Revenue in the first half of 2019 fell by three percent to EUR 982 million (H1 2018: EUR 1,008 million). Total operating expenditures in the same period were up two percent to EUR 1,073 million (H1 2018: EUR 1,048 million). The main reason for the higher costs were the additional expenses for jet fuel and routine maintenance. Jet fuel costs rose by 17 percent or EUR 34 million whereas technical expenditures were up 47 percent or EUR 27 million. Adjusted EBIT, which deducts book gains from sales of aircraft, amongst other items, totalled minus EUR 53 million (H1 2018: EUR 5 million). EBIT in the first six months of 2019 equalled minus EUR 54 million.
Considering the second quarter by itself, adjusted EBIT totaled EUR 46 million, down 41 percent or EUR 32 million from the previous year (Q2 2018: EUR 78 million). Accordingly, the large first-quarter loss could not be offset.
More flights, more passengers, high capacity utilisation
Austrian Airlines significantly expanded its traffic volume. In the first six months of 2019, the airline transported 6.7 million passengers, comprising a year-on-year increase of six percent or about 375,000 more passengers than in the first half of 2018. The intercontinental business developed exceptionally well, with passenger volume up 13.2 percent during the first half-year. The overall flight offering in available seat kilometres (ASK) increased by five percent to 13.6 billion. Capacity utilization (passenger load factor) further improved by 2.3 percentage points to 78.1 percent.

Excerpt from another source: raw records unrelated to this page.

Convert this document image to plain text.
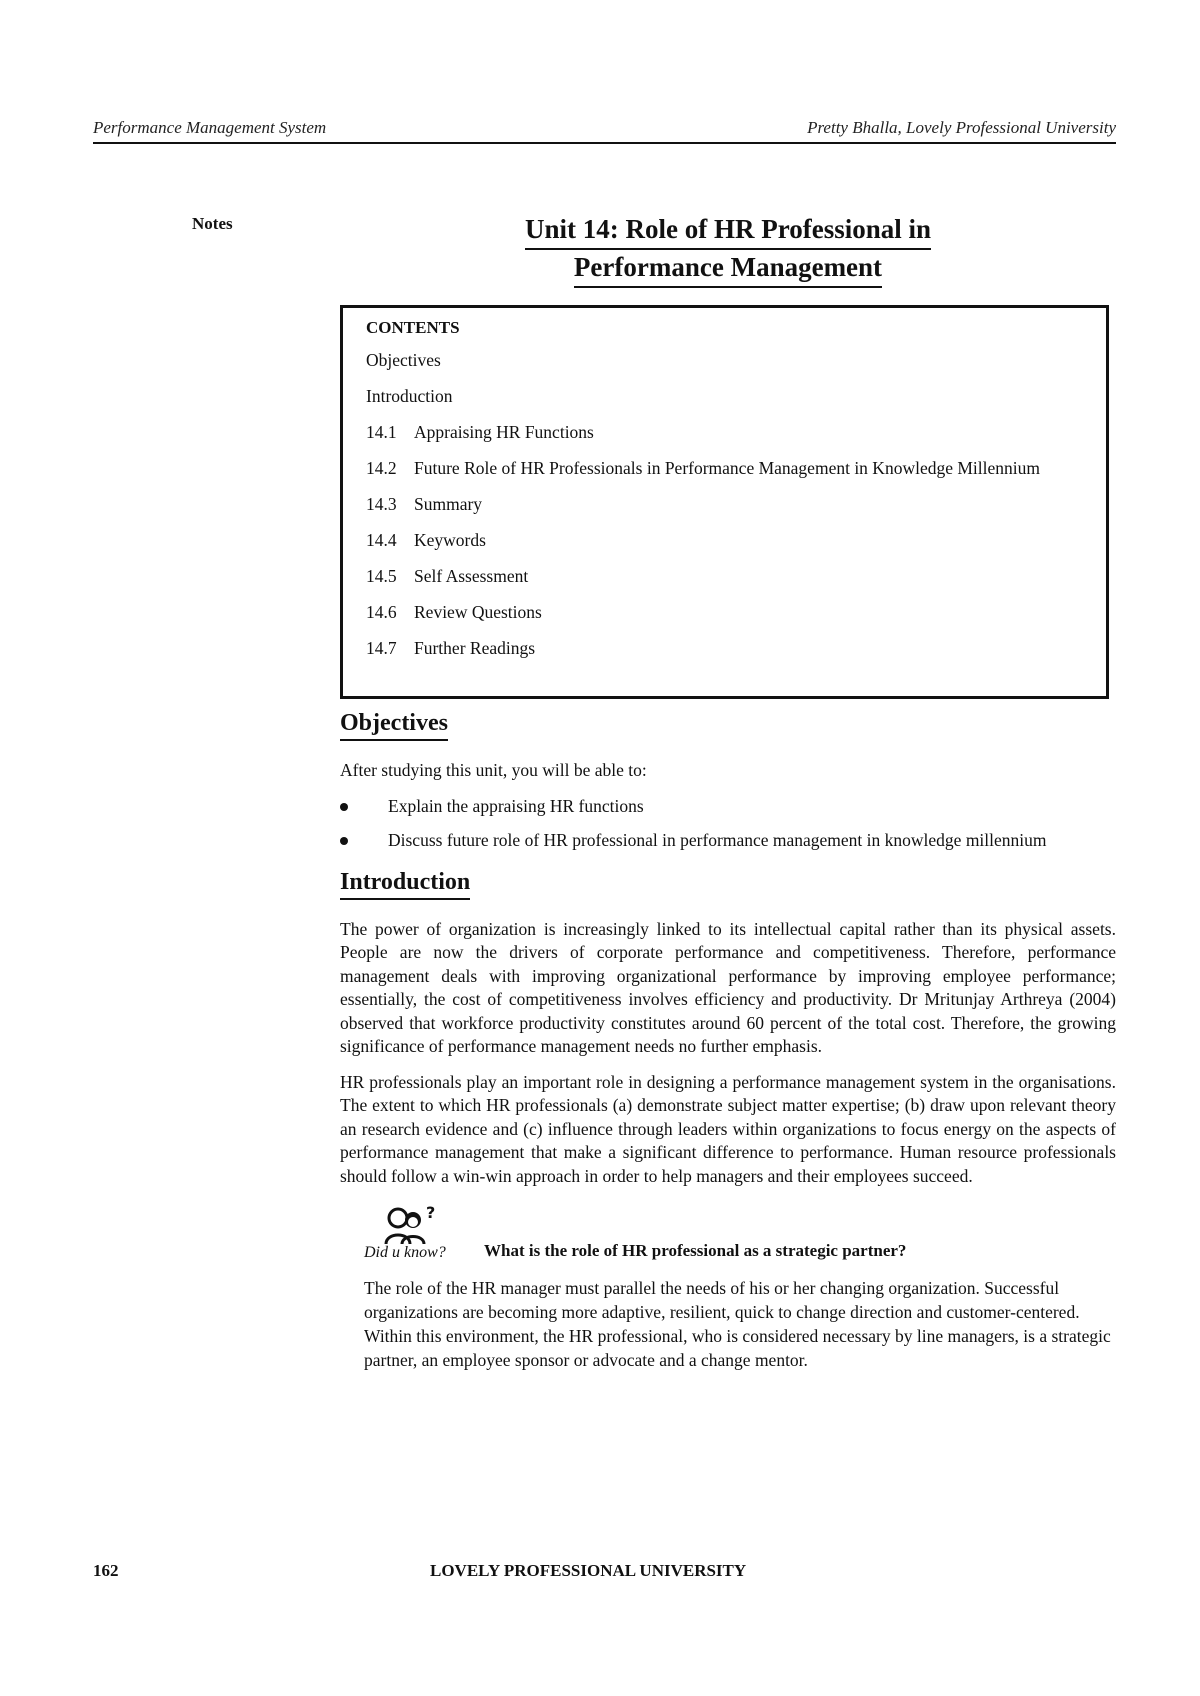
Performance Management System	Pretty Bhalla, Lovely Professional University
Notes	Unit 14: Role of HR Professional in
Performance Management
CONTENTS
Objectives
Introduction
14.1 Appraising HR Functions
14.2 Future Role of HR Professionals in Performance Management in Knowledge Millennium
14.3 Summary
14.4 Keywords
14.5 Self Assessment
14.6 Review Questions
14.7 Further Readings
Objectives

After studying this unit, you will be able to:

Explain the appraising HR functions
Discuss future role of HR professional in performance management in knowledge millennium
Introduction

The power of organization is increasingly linked to its intellectual capital rather than its physical assets. People are now the drivers of corporate performance and competitiveness. Therefore, performance management deals with improving organizational performance by improving employee performance; essentially, the cost of competitiveness involves efficiency and productivity. Dr Mritunjay Arthreya (2004) observed that workforce productivity constitutes around 60 percent of the total cost. Therefore, the growing significance of performance management needs no further emphasis.

HR professionals play an important role in designing a performance management system in the organisations. The extent to which HR professionals (a) demonstrate subject matter expertise; (b) draw upon relevant theory an research evidence and (c) influence through leaders within organizations to focus energy on the aspects of performance management that make a significant difference to performance. Human resource professionals should follow a win-win approach in order to help managers and their employees succeed.

?
Did u know? What is the role of HR professional as a strategic partner?
The role of the HR manager must parallel the needs of his or her changing organization. Successful organizations are becoming more adaptive, resilient, quick to change direction and customer-centered. Within this environment, the HR professional, who is considered necessary by line managers, is a strategic partner, an employee sponsor or advocate and a change mentor.
162	LOVELY PROFESSIONAL UNIVERSITY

The regularity of operation rose to a gratifying 99.0 percent in the first half of 2019 (H1 2018: 98.1 percent). However, punctuality on departure fell to 76.9 percent. This can be primarily attributed to air traffic control problems at Vienna Airport, which have quadrupled compared to the first half-year 2018. The punctuality rate on arrival equalled 79.9 percent.
Fleet renewal takes shape: six additional jets, turboprop phase-out
Austrian Airlines has carried out 66,419 flights deploying a total of 82 aircraft, or an average of about 364 flights per day, since the beginning of the year. The two aircraft leased from Adria Airways as part of a wet-lease agreement are not included. The renewal of the fleet announced in January 2019 is beginning to take shape. In July 2019 Austrian Airlines signed lease agreements for six additional A320 aircraft. The first of these jets will be transferred in August 2019. On balance, ten additional Airbus jets will replace the airline’s 18 Dash 8-400 turboprop aeroplanes by 2021. Accordingly, Austrian Airlines is expanding its Airbus fleet from 36 to 46 aircraft.
“The expansion of our Airbus fleet will help us in competing with budget airlines. This is because these jets enhance customer comfort. The change in the fleet structure will also positively impact our unit costs because we can offer more seats in fewer aircraft”, says Austrian Airlines CFO Wolfgang Jani.
The total staff of Austrian Airlines amounted to 6,999 employees at the balance sheet date of June 30, 2019 (June 30, 2018: 7,118 employees). The reduction of 119 employees (minus two percent) is related to productivity gains in connection with the last reform of the collective wage agreement and the fact that fewer pilots are undergoing retraining.
Outlook for the entire year 2019: positive earnings but significantly below the prior year
Austrian Airlines expects an economically challenging year as a consequence of low-cost competition at Vienna Airport and high jet fuel prices. “We continue to anticipate a difficult year in 2019. We will generate positive results, but substantially below the previous year”, Austrian Airlines CFO Wolfgang Jani adds. In 2018 Austrian Airlines had an adjusted EBIT of EUR 83 million.